@informateur.ci- La République centrafricaine (RCA) se rend aux urnes ce dimanche pour une élection présidentielle déterminante, dans un climat politique marqué par des tensions persistantes et des appels au boycott. Selon les estimations de l’Autorité nationale des élections, environ 2,3 millions d’électeurs sont attendus dans les bureaux de vote, dont près de 749 000 nouveaux inscrits.
Le président sortant, Faustin-Archange Touadera, apparaît comme le grand favori du scrutin. Élu une première fois en 2016, alors que le pays était plongé dans une guerre civile meurtrière, il met en avant les progrès réalisés en matière de sécurité et de stabilité.
Depuis son arrivée au pouvoir, la Centrafrique a connu une relative accalmie, malgré la persistance d’affrontements sporadiques entre groupes armés et forces gouvernementales dans certaines régions.
Touadera a toutefois reconnu que ces avancées demeuraient fragiles. La récente révision de la Constitution, qui lui permet de briguer un troisième mandat, a suscité de vives critiques au sein de l’opposition et de la société civile. Cette réforme a renforcé sa position dans la course présidentielle, où sept candidats sont officiellement en lice.

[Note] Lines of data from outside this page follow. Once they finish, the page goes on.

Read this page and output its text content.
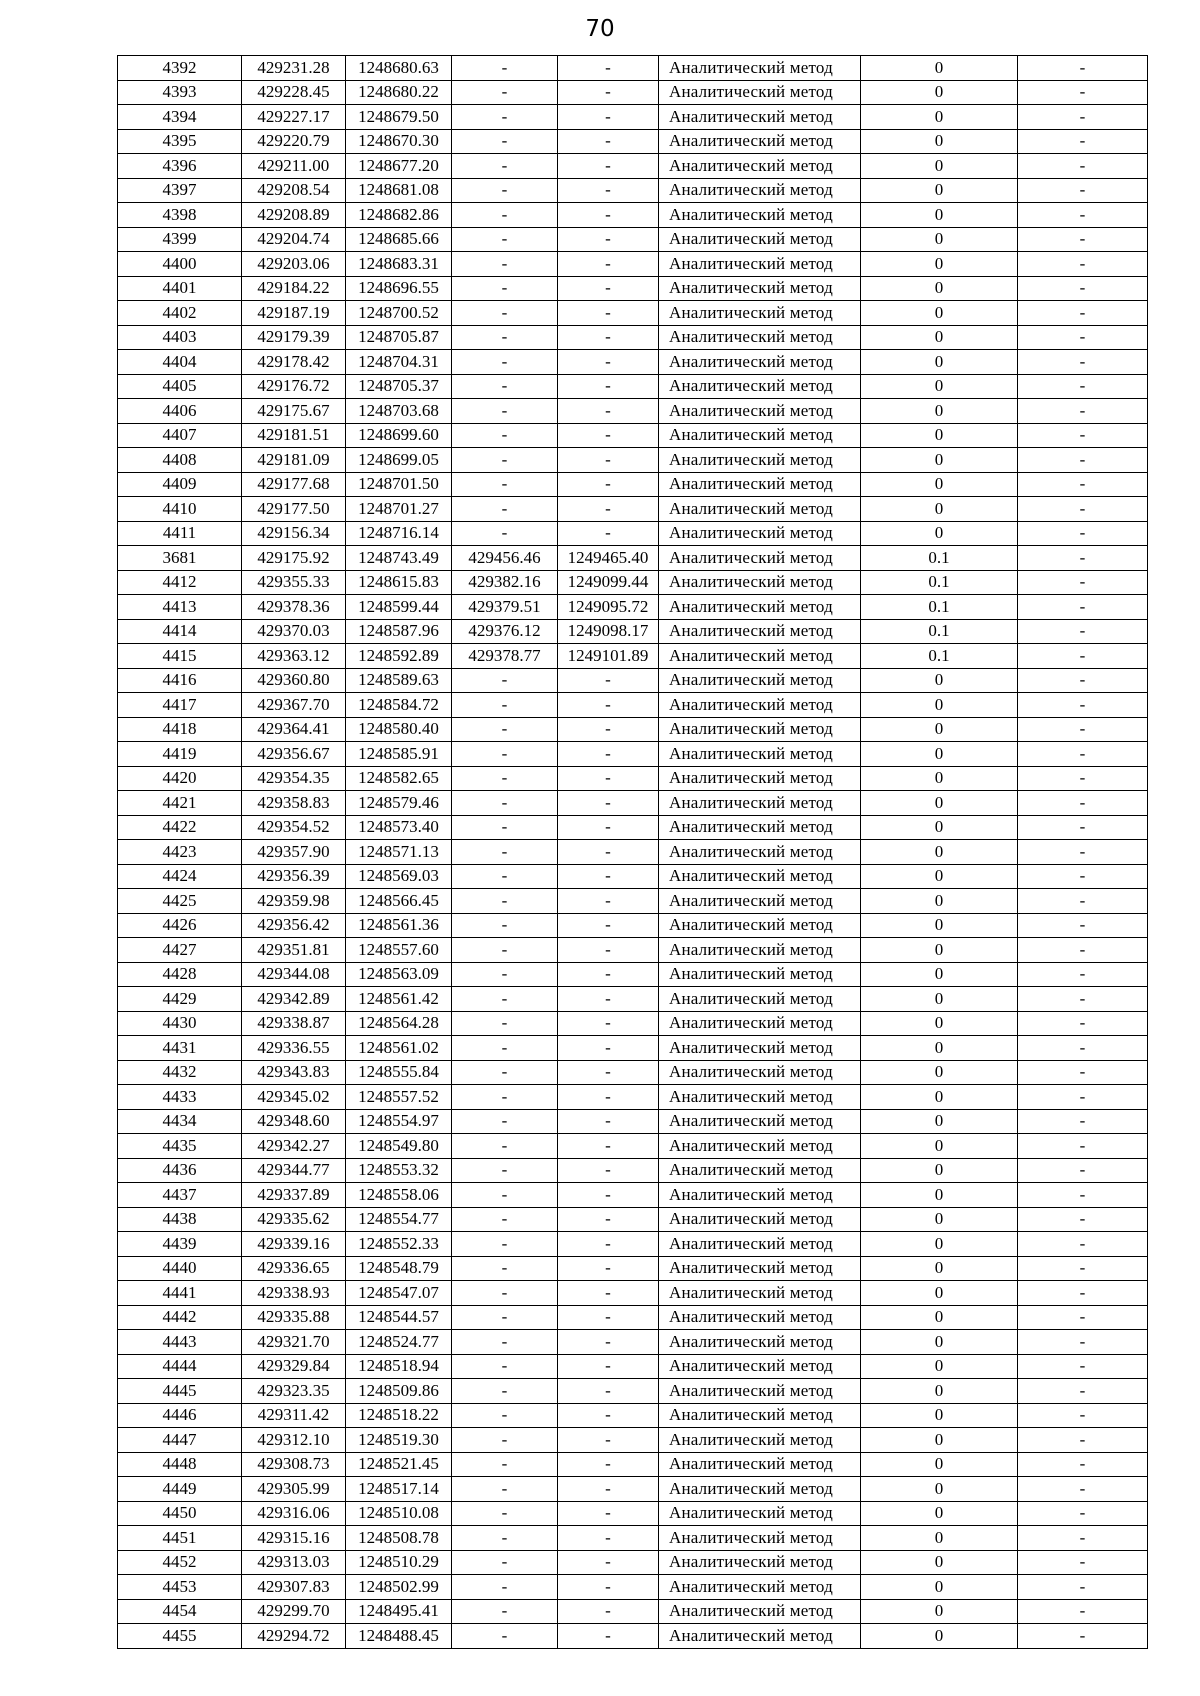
70
4392	429231.28	1248680.63	-	-	Аналитический метод	0	-
4393	429228.45	1248680.22	-	-	Аналитический метод	0	-
4394	429227.17	1248679.50	-	-	Аналитический метод	0	-
4395	429220.79	1248670.30	-	-	Аналитический метод	0	-
4396	429211.00	1248677.20	-	-	Аналитический метод	0	-
4397	429208.54	1248681.08	-	-	Аналитический метод	0	-
4398	429208.89	1248682.86	-	-	Аналитический метод	0	-
4399	429204.74	1248685.66	-	-	Аналитический метод	0	-
4400	429203.06	1248683.31	-	-	Аналитический метод	0	-
4401	429184.22	1248696.55	-	-	Аналитический метод	0	-
4402	429187.19	1248700.52	-	-	Аналитический метод	0	-
4403	429179.39	1248705.87	-	-	Аналитический метод	0	-
4404	429178.42	1248704.31	-	-	Аналитический метод	0	-
4405	429176.72	1248705.37	-	-	Аналитический метод	0	-
4406	429175.67	1248703.68	-	-	Аналитический метод	0	-
4407	429181.51	1248699.60	-	-	Аналитический метод	0	-
4408	429181.09	1248699.05	-	-	Аналитический метод	0	-
4409	429177.68	1248701.50	-	-	Аналитический метод	0	-
4410	429177.50	1248701.27	-	-	Аналитический метод	0	-
4411	429156.34	1248716.14	-	-	Аналитический метод	0	-
3681	429175.92	1248743.49	429456.46	1249465.40	Аналитический метод	0.1	-
4412	429355.33	1248615.83	429382.16	1249099.44	Аналитический метод	0.1	-
4413	429378.36	1248599.44	429379.51	1249095.72	Аналитический метод	0.1	-
4414	429370.03	1248587.96	429376.12	1249098.17	Аналитический метод	0.1	-
4415	429363.12	1248592.89	429378.77	1249101.89	Аналитический метод	0.1	-
4416	429360.80	1248589.63	-	-	Аналитический метод	0	-
4417	429367.70	1248584.72	-	-	Аналитический метод	0	-
4418	429364.41	1248580.40	-	-	Аналитический метод	0	-
4419	429356.67	1248585.91	-	-	Аналитический метод	0	-
4420	429354.35	1248582.65	-	-	Аналитический метод	0	-
4421	429358.83	1248579.46	-	-	Аналитический метод	0	-
4422	429354.52	1248573.40	-	-	Аналитический метод	0	-
4423	429357.90	1248571.13	-	-	Аналитический метод	0	-
4424	429356.39	1248569.03	-	-	Аналитический метод	0	-
4425	429359.98	1248566.45	-	-	Аналитический метод	0	-
4426	429356.42	1248561.36	-	-	Аналитический метод	0	-
4427	429351.81	1248557.60	-	-	Аналитический метод	0	-
4428	429344.08	1248563.09	-	-	Аналитический метод	0	-
4429	429342.89	1248561.42	-	-	Аналитический метод	0	-
4430	429338.87	1248564.28	-	-	Аналитический метод	0	-
4431	429336.55	1248561.02	-	-	Аналитический метод	0	-
4432	429343.83	1248555.84	-	-	Аналитический метод	0	-
4433	429345.02	1248557.52	-	-	Аналитический метод	0	-
4434	429348.60	1248554.97	-	-	Аналитический метод	0	-
4435	429342.27	1248549.80	-	-	Аналитический метод	0	-
4436	429344.77	1248553.32	-	-	Аналитический метод	0	-
4437	429337.89	1248558.06	-	-	Аналитический метод	0	-
4438	429335.62	1248554.77	-	-	Аналитический метод	0	-
4439	429339.16	1248552.33	-	-	Аналитический метод	0	-
4440	429336.65	1248548.79	-	-	Аналитический метод	0	-
4441	429338.93	1248547.07	-	-	Аналитический метод	0	-
4442	429335.88	1248544.57	-	-	Аналитический метод	0	-
4443	429321.70	1248524.77	-	-	Аналитический метод	0	-
4444	429329.84	1248518.94	-	-	Аналитический метод	0	-
4445	429323.35	1248509.86	-	-	Аналитический метод	0	-
4446	429311.42	1248518.22	-	-	Аналитический метод	0	-
4447	429312.10	1248519.30	-	-	Аналитический метод	0	-
4448	429308.73	1248521.45	-	-	Аналитический метод	0	-
4449	429305.99	1248517.14	-	-	Аналитический метод	0	-
4450	429316.06	1248510.08	-	-	Аналитический метод	0	-
4451	429315.16	1248508.78	-	-	Аналитический метод	0	-
4452	429313.03	1248510.29	-	-	Аналитический метод	0	-
4453	429307.83	1248502.99	-	-	Аналитический метод	0	-
4454	429299.70	1248495.41	-	-	Аналитический метод	0	-
4455	429294.72	1248488.45	-	-	Аналитический метод	0	-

Face à lui, les principaux challengers sont Anicet-Georges Dologuélé, figure majeure de l’opposition, et Henri-Marie Dondra, ancien Premier ministre devenu l’un de ses critiques les plus virulents. Tous deux dénoncent un processus électoral déséquilibré en faveur du pouvoir en place.
Les bureaux de vote ouvriront à 5 heures GMT et fermeront à 17 heures GMT. Les résultats provisoires sont attendus le 5 janvier. Toutefois, une frange de l’opposition a appelé au boycott, qualifiant ce scrutin de « mascarade » et mettant en doute sa crédibilité, dans un pays où la question démocratique reste étroitement liée aux enjeux de sécurité et de gouvernance.